The two women spent a relaxed, easy hour at lunch, then drifted through the fancier shops that had opened downtown, Prada, Chanel, and several other brands they liked. Ellen bought a red skirt at Prada, and Grace bought a new Chanel tote that she said would be perfect to take Blanche to the office with her, or conceal her when she went out to lunch. Blanche was a practiced stowaway and never made a sound when Grace sneaked her into restaurants in bags like the one she had just bought. And they stopped at her favorite pet shop on the way home, where Grace bought her pale blue and shocking pink cashmere sweaters, with collars to match, and half a dozen tiny new toys, as Ellen teased her about it, and Grace endured it with good humor. She was used to her daughter making fun of her about the dog.
George called Ellen on her cell phone as soon as they got home. He had just finished dinner in the country, and he said the news on television was alarming about the hurricane that was about to hit them and the damage it would cause. They were comparing it to Sandy. He had switched on his hosts’ TV to check on things in New York.
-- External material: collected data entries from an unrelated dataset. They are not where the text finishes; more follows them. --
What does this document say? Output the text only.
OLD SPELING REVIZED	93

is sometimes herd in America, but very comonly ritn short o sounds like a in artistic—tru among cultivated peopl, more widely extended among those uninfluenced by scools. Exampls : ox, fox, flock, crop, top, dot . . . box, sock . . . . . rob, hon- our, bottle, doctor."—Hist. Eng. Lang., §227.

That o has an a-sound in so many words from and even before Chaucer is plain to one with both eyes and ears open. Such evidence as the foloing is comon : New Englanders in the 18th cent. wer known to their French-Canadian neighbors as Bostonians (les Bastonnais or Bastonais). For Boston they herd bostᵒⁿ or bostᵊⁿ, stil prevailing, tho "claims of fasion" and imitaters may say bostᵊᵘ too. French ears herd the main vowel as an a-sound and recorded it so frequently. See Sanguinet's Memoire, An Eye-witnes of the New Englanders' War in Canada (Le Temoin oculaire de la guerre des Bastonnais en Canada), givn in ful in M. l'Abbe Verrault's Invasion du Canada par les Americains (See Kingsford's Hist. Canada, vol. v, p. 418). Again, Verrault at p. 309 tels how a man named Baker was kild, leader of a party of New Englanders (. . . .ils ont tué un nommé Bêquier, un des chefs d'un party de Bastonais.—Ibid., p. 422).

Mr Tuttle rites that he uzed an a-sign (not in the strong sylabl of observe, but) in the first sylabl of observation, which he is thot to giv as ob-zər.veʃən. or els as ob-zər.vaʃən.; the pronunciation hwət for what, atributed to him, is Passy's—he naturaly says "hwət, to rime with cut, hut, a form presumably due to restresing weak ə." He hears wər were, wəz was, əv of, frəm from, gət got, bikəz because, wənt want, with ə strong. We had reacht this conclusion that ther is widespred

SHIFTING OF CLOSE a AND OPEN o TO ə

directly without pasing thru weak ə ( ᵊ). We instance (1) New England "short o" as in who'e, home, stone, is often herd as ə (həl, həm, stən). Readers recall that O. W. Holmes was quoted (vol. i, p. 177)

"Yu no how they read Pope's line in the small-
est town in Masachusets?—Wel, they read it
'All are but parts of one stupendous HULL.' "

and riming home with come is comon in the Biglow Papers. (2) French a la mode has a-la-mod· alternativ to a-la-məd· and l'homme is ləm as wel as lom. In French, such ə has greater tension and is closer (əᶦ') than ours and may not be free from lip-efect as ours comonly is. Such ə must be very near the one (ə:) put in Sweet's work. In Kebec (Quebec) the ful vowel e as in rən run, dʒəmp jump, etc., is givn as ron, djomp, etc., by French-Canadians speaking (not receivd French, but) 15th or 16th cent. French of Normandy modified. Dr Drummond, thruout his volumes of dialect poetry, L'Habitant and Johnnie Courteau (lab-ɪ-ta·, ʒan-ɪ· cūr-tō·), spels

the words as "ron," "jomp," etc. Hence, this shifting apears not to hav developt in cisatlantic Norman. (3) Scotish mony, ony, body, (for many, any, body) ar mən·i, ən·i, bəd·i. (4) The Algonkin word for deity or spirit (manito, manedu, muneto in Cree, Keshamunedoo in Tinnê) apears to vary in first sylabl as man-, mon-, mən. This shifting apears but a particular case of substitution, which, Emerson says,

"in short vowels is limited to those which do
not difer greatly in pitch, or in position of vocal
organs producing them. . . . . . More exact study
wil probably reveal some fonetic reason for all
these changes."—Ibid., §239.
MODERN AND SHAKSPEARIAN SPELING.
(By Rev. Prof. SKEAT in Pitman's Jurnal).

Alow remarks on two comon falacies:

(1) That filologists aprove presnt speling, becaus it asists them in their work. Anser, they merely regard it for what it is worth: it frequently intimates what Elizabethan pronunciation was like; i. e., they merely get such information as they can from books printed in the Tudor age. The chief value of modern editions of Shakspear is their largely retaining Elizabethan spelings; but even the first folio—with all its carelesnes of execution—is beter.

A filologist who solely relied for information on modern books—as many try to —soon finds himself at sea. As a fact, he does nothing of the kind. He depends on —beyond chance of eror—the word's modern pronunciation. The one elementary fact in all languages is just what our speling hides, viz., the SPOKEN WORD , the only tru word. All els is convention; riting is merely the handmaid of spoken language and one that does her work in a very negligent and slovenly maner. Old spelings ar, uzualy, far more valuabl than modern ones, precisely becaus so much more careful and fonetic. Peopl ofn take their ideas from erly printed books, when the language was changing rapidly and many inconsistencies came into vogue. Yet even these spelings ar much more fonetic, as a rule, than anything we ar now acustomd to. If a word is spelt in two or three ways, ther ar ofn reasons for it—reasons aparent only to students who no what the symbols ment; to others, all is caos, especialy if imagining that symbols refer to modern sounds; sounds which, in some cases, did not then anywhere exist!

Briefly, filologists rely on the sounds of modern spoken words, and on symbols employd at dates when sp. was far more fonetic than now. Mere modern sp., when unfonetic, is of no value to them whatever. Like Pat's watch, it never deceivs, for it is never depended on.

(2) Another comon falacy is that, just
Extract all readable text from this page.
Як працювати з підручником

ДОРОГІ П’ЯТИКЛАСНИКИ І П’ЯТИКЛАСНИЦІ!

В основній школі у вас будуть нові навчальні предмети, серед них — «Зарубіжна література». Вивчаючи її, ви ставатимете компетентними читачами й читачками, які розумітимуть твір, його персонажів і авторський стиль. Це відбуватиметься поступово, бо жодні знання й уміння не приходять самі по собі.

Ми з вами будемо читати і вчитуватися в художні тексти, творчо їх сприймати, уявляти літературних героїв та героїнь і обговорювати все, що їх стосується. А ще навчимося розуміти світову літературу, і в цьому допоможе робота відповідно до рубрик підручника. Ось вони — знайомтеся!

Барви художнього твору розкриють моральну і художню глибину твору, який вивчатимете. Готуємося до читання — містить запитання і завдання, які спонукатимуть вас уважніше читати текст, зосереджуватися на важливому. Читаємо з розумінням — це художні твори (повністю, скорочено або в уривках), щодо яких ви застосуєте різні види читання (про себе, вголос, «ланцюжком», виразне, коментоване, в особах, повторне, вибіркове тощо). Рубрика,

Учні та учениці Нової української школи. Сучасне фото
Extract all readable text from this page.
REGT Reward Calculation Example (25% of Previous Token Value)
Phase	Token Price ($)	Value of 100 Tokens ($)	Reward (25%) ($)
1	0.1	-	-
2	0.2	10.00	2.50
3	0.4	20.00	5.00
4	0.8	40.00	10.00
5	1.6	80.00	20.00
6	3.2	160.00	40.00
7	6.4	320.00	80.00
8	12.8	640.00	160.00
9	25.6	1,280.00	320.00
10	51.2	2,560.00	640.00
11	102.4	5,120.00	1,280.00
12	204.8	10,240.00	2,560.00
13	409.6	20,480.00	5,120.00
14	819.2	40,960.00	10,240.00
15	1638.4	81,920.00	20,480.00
“I think it’s just media panic to make it sound interesting. No one is upset here. They’re not evacuating anyone, and it’s still a couple of days offshore. A lot could change before it gets here.” Ellen sounded relaxed.
“Yes,” he said pessimistically, “and it could get worse. Why don’t you and your mother go somewhere for a few days, out of harm’s way?”
“That’s silly, darling, we don’t need to do that. The city is very responsible about it. If anything, they’re given to overwarning people now. We’ll hear about it if the situation looks dangerous. And people are better prepared now for a storm like Sandy. No one’s going to get surprised again.”
“You can’t stop the river from overflowing like last time, and your mother lives in Zone 1,” he reminded her. She smiled at what he said—he knew all the language, the geography, and the concerns after the last time.
“Don’t worry about us. We’re fine. Enjoy your weekend,” she told him.
“I’m just concerned if another hurricane hits the city.”
“It won’t, and if it does, we’ll be prepared.”
“Have you stocked up on food and water and flashlight batteries?” he asked, sounding almost military about it.
“My mother has adequate supplies. We’ll be fine, I promise.” She asked him about his weekend then, and who was there, and a few minutes later they hung up. He had said there were fourteen guests staying at their friends’ house, most of whom she knew, although not all. She knew it would be a great weekend for him, and she was touched that he had called to check on them in New York. She was happy he had something to do—it would make her absence seem shorter. She always felt a little guilty about leaving him when she traveled, even when it was for work. But during the week, he’d be busy at the office. And she knew he was going to a shoot again the following weekend, before she got back.
Ellen did a little work on her computer after that, and her mother did the same. The dog was asleep at Grace’s feet, after she had tried the new sweaters on her, and was satisfied that they fit and were as cute as she had hoped. The rain and wind continued relentlessly outside, but they were cozy in the apartment, with music playing softly on the stereo. Despite the hurricane supposedly just days away from them, it was a pleasant, easy afternoon.
—
Charles had called Gina as soon as he woke up in his room at the Soho Grand on Saturday, the day after he arrived. His calls continued to go to voicemail, and he sent her an email and a text. He knew she didn’t always check her messages, especially on weekends, when she was busy with the girls. Chloe was on a soccer team, and Lydia had just started ballet. They seemed to be enjoying their new life in New York and had told him all about their new friends. They never mentioned Nigel to him—they seemed to instinctively sense that he didn’t want to know. And Charles could tell whenever he saw them that they were happy and well cared for by their mother, although it broke his heart to be so far from them. He had been an attentive father from the beginning and loved his wife and being with his family. But the ten-year span between him and Gina, and the difference in their interests, careers, and styles, had proved to be a chasm he couldn’t bridge. She hadn’t fully settled down yet when they married, and loved going out all the time. Charles was building his career and had already sown his wild oats, and he loved staying home. He tried to keep Gina happy, but not always with great results. She worked in a racier, more exotic world as a model. And the stability he offered seemed tiresome to her. Once married, she found his life and friends incredibly boring. She missed being with people her own age. He had thought she would adjust to a more staid way of life, but she hadn’t yet when Nigel came along. Charles’s parents had disapproved of the match since the beginning, and their warnings had proved to be right. They said she was too immature to be married and didn’t appreciate him, all of which was accurate.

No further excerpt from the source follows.